И он с благодарностью подхватил уже наполовину сырое полотенце.

— Ну как, поймал кайф? — поинтересовался Мишка.

— Ловлю, — буркнул он, морщась от холода и боли.

— Это что?.. Кровь?!

Они почти одновременно вскрикнули, увидев то, чего Иван сразу не заметил, — по внешней стороне щиколотки шел длинный порез, и из него действительно сочилась кровь. Она быстро превращалась в розовые разводы, перемешиваясь с соленой водой.

— Надо же, порезался, — удивился он, с досадой разглядывая царапину.

— Как ты умудрился? Платок у тебя есть? — вдруг забеспокоился Мишка.

И стал сосредоточенно шарить по карманам в поисках платка.

В это время Варвара со словами: «Это, наверное, об мидию — их здесь полно на камнях, и они очень острые!» — ловко перепрыгивая с камня на камень, снова добралась до моря, нагнулась, пошарила в воде рукой и направилась к Ивану, неся в ладонях пучок рыжих склизких водорослей.

— Вот, нужно приложить. Они целебные — в них йод.

— Да не надо, — неуверенно запротестовал он, — может, само отвалится?

— Нет, я должна была тебя предупредить — здесь надо быть очень осторожным! Проход, конечно, неудобный, потому здесь отдыхающие и не купаются — только местные или приблудные дикари... Зато вода здесь самая чистая...

Все это она шептала скороговоркой, присев на низкий камень, и настойчиво порывалась приложить к царапине «природный» компресс.

— Спасибо.

После минуты упрямой, молчаливой борьбы он все-таки перехватил ее руку и решительно отобрал мокрый, лохматый комок водорослей.

— Не надо.

Грубость тона частично оправдывалась его положением — он чувствовал себя неудобно, видя ее так близко, склоненную над его ногами, и остро сознавая свою пингвинью неуклюжесть.

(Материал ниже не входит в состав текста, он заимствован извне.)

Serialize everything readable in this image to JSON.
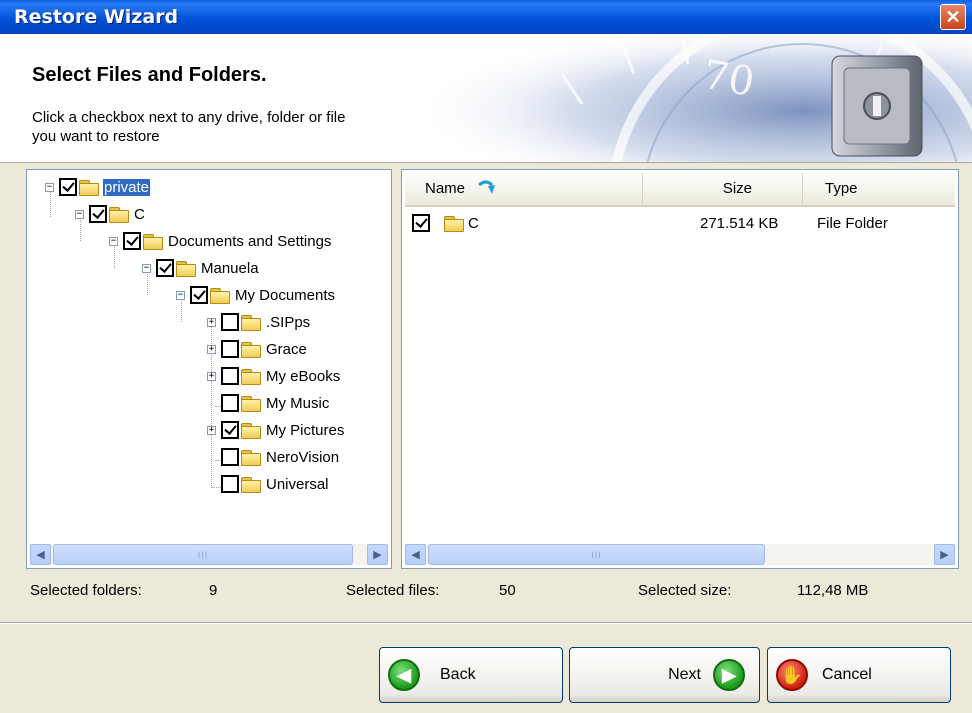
{
  "window": {
    "title": "Restore Wizard",
    "close_symbol": "✕"
  },
  "header": {
    "title": "Select Files and Folders.",
    "subtitle_line1": "Click a checkbox next to any drive, folder or file",
    "subtitle_line2": "you want to restore",
    "art_text": "70"
  },
  "tree": {
    "items": [
      {
        "label": "private",
        "checked": true,
        "expander": "minus"
      },
      {
        "label": "C",
        "checked": true,
        "expander": "minus"
      },
      {
        "label": "Documents and Settings",
        "checked": true,
        "expander": "minus"
      },
      {
        "label": "Manuela",
        "checked": true,
        "expander": "minus"
      },
      {
        "label": "My Documents",
        "checked": true,
        "expander": "minus"
      },
      {
        "label": ".SIPps",
        "checked": false,
        "expander": "plus"
      },
      {
        "label": "Grace",
        "checked": false,
        "expander": "plus"
      },
      {
        "label": "My eBooks",
        "checked": false,
        "expander": "plus"
      },
      {
        "label": "My Music",
        "checked": false,
        "expander": "none"
      },
      {
        "label": "My Pictures",
        "checked": true,
        "expander": "plus"
      },
      {
        "label": "NeroVision",
        "checked": false,
        "expander": "none"
      },
      {
        "label": "Universal",
        "checked": false,
        "expander": "none"
      }
    ]
  },
  "list": {
    "columns": {
      "name": "Name",
      "size": "Size",
      "type": "Type"
    },
    "rows": [
      {
        "name": "C",
        "size": "271.514 KB",
        "type": "File Folder",
        "checked": true
      }
    ]
  },
  "scrollbar": {
    "grip": "III",
    "left_arrow": "◀",
    "right_arrow": "▶"
  },
  "status": {
    "folders_label": "Selected folders:",
    "folders_value": "9",
    "files_label": "Selected files:",
    "files_value": "50",
    "size_label": "Selected size:",
    "size_value": "112,48 MB"
  },
  "buttons": {
    "back": "Back",
    "next": "Next",
    "cancel": "Cancel"
  },
  "colors": {
    "titlebar": "#0053d9",
    "selection": "#316ac5",
    "folder": "#f0cc57"
  }
}
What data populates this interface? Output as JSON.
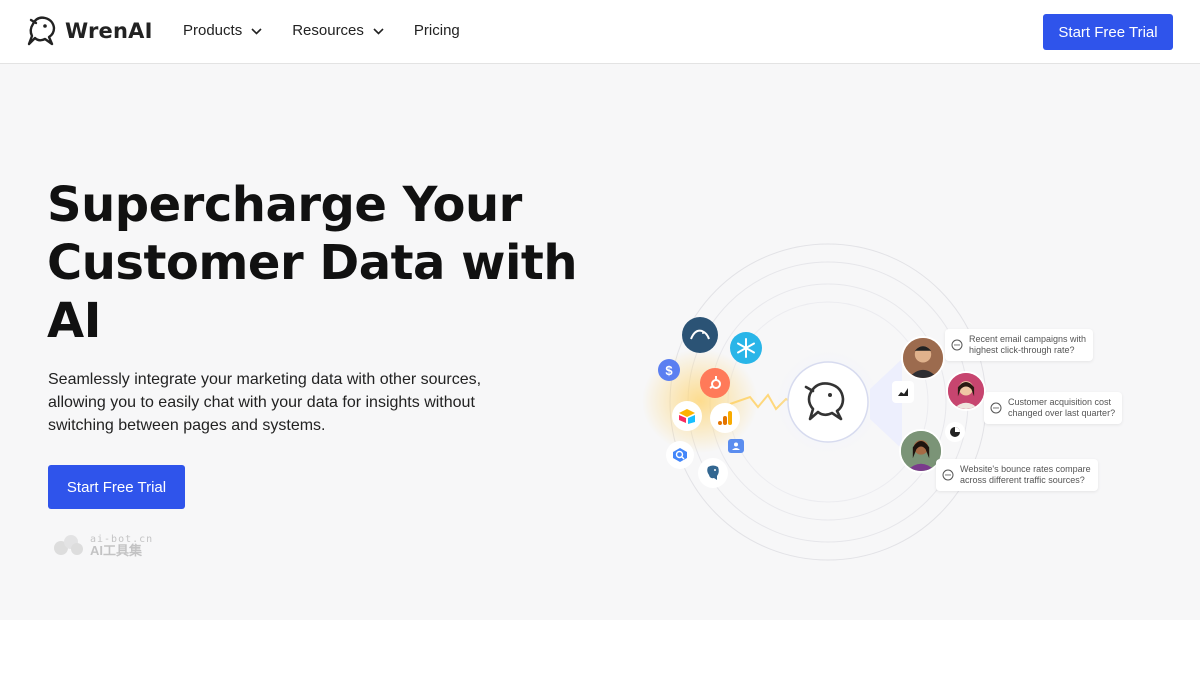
{
  "header": {
    "brand": "WrenAI",
    "nav": [
      {
        "label": "Products",
        "has_dropdown": true
      },
      {
        "label": "Resources",
        "has_dropdown": true
      },
      {
        "label": "Pricing",
        "has_dropdown": false
      }
    ],
    "cta_label": "Start Free Trial"
  },
  "hero": {
    "title_lines": [
      "Supercharge Your",
      "Customer Data with",
      "AI"
    ],
    "subtitle_lines": [
      "Seamlessly integrate your marketing data with other sources,",
      "allowing you to easily chat with your data for insights without",
      "switching between pages and systems."
    ],
    "cta_label": "Start Free Trial"
  },
  "watermark": {
    "url": "ai-bot.cn",
    "name": "AI工具集"
  },
  "illustration": {
    "questions": [
      {
        "line1": "Recent email campaigns with",
        "line2": "highest click-through rate?"
      },
      {
        "line1": "Customer acquisition cost",
        "line2": "changed over last quarter?"
      },
      {
        "line1": "Website's bounce rates compare",
        "line2": "across different traffic sources?"
      }
    ],
    "source_icons": [
      "mysql-icon",
      "snowflake-icon",
      "dollar-icon",
      "hubspot-icon",
      "airtable-icon",
      "google-analytics-icon",
      "bigquery-icon",
      "user-card-icon",
      "postgres-icon"
    ]
  },
  "colors": {
    "accent": "#2f54eb",
    "hero_bg": "#f7f7f8"
  }
}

Да что там говорить, он чувствовал себя просто ужасно, беспомощно сидя перед ней в мокрых трусах.

Последней каплей стала ее грудь — довольно небольшая, но на ее хрупком торсе кажущаяся слишком тяжелой, она вызывала почти непреодолимое желание как можно быстрее протянуть к ней руки, чтобы поддержать, немного приподняв в ладонях...

— Нет, надо!

Он понял, что она не отстанет, и, покорившись, прижал к ноге холодные водоросли.

От примочки ногу сразу сильнее защипало, но он упорно прижимал руку к ране, желая только, чтобы Варвара поскорее отошла на некоторое расстояние, перестала смотреть так сочувственно и заботливо на его ноги или хотя бы встала.

Иван поморщился от досады.

— Больно? — Ее участливый взгляд заставил его улыбнуться.

— Не очень...

— Ну, что у вас там?

Слава богу, Мишка наконец, подошел и горой навис над ними, заслонив собой солнце. Варваре пришлось потесниться.

— У-у! Рваная рана.

Поставив диагноз, он протянул Ивану носовой платок.

— На, привяжи, что ли, эту гадость, — посоветовал он.

Забота в его голосе не скрывала маски глумливого любопытства, появившейся на лице. Он уже давно держал в руке платок, но не очень-то торопился его отдать — его явно позабавила только что разыгранная перед ним сценка, которую он наблюдал, молча стоя рядом.

— Да прошло уже все, не нужно...

Иван отбросил траву, но кровь все еще не остановилась, и он перевязал ногу.

— Спасибо, — опять сказал он.

— Не за что, — ответил Мишка и сунул в рот Ивану зажженную сигарету.

За этой суетой Иван не заметил, как перестал мерзнуть.

Ветер снова стал теплым, а солнце приятно согревало спину и затылок, и он уже не жалел о своем поступке. Тело радовалось только что обретенной бодрящей свежести, а сердце замирало от странной, необоснованной тревоги, на время уснувшей, но вновь всколыхнувшейся в нем после купания и всего, что за ним последовало.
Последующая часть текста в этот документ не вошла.